CMCI: Modern Approach to Commodities Investing | ETF Trends

There are dozens of broad and individual commodities exchange traded funds on the market today, some of which are “old” by industry standards. One way of interpreting that is the commodities ETF space could use some refreshing.

Enter the VanEck CMCI Commodity Strategy ETF (CMCI), which debuted last week. The newly minted ETF, which follows the UBS Constant Maturity Commodity Total Return Index, could be immediately pertinent to advisors and commodities investors because it attempts to solve two of the issues market participants face with old-guard commodities ETFs.

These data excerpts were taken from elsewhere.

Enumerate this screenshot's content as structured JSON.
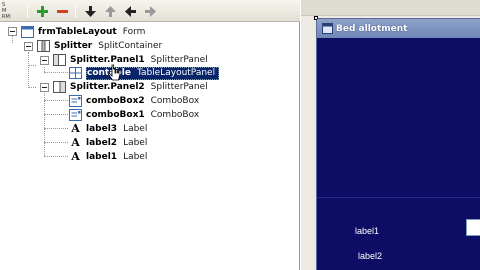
{
  "toolbar": {
    "cut_label_lines": [
      "S",
      "M",
      "RM:"
    ],
    "buttons": [
      "add-icon",
      "delete-icon",
      "move-down-icon",
      "move-up-icon",
      "move-left-icon",
      "move-right-icon"
    ]
  },
  "outline": {
    "nodes": [
      {
        "name": "frmTableLayout",
        "type": "Form",
        "icon": "form-icon"
      },
      {
        "name": "Splitter",
        "type": "SplitContainer",
        "icon": "splitcontainer-icon"
      },
      {
        "name": "Splitter.Panel1",
        "type": "SplitterPanel",
        "icon": "splitterpanel-icon"
      },
      {
        "name": "contTable",
        "type": "TableLayoutPanel",
        "icon": "tablelayoutpanel-icon",
        "selected": true
      },
      {
        "name": "Splitter.Panel2",
        "type": "SplitterPanel",
        "icon": "splitterpanel-icon"
      },
      {
        "name": "comboBox2",
        "type": "ComboBox",
        "icon": "combobox-icon"
      },
      {
        "name": "comboBox1",
        "type": "ComboBox",
        "icon": "combobox-icon"
      },
      {
        "name": "label3",
        "type": "Label",
        "icon": "label-icon"
      },
      {
        "name": "label2",
        "type": "Label",
        "icon": "label-icon"
      },
      {
        "name": "label1",
        "type": "Label",
        "icon": "label-icon"
      }
    ],
    "selected_display_name": "contable"
  },
  "designer": {
    "form_title": "Bed allotment",
    "labels": [
      "label1",
      "label2"
    ],
    "colors": {
      "form_background": "#0d0d66",
      "titlebar": "#7a8fbe",
      "selection": "#0a246a"
    }
  }
}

Those are negative roll yield and lack of diversification. To the point about diversification, many traditional commodities ETFs that are supposedly broad are, in reality, heavily allocated to various gold and crude oil futures contracts. To its credit, CMCI lives up to its billing as a more diverse commodities fund, featuring exposure to nearly 30 individual commodities across five commodities sub-groups. In order of weight in the new ETF, those are energy, agriculture, industrial metals, precious metals, and livestock.

CMCI Combats Negative Roll Yield

As noted above, another issue market participants contend with in futures-based commodities ETFs is roll yield. Indeed, there are instances in which roll yield is positive. Those occur when the contracts being sold by a fund sport higher prices than those that are being rolled into.

On the flip side, a negative roll yield can deteriorate an investor’s return in a scenario when prices for longer-term contracts are higher than they are for expiring contracts,” according to VanEck research. “Commodities in this scenario are considered in ‘backwardation.’ Many commodities often trade in a state of backwardation, which can detract from overall investor return, particularly in strategies, index-based or active, that regularly roll expiring contracts to the next available contract at the front of the futures curve.”

The more a commodities ETF’s components trade in backwardation, and some due regularly, the more investor returns become vulnerable to the downside. CMCI’s underlying index takes steps to ameliorate that situation and the difference has been materially positive. Over the long term, the UBS Constant Maturity Commodity has beaten the Bloomberg Commodity Index and the S&P GSCI by wide margins.

“The UBS Constant Maturity Commodity Index targets commodity futures positions along the maturity curve for each commodity component and repositions exposure daily to maintain a constant exposure to a target maturity over time. This has allowed the Index to mitigate the long-term effects of negative roll yield on its return profile historically,” concluded VanEck.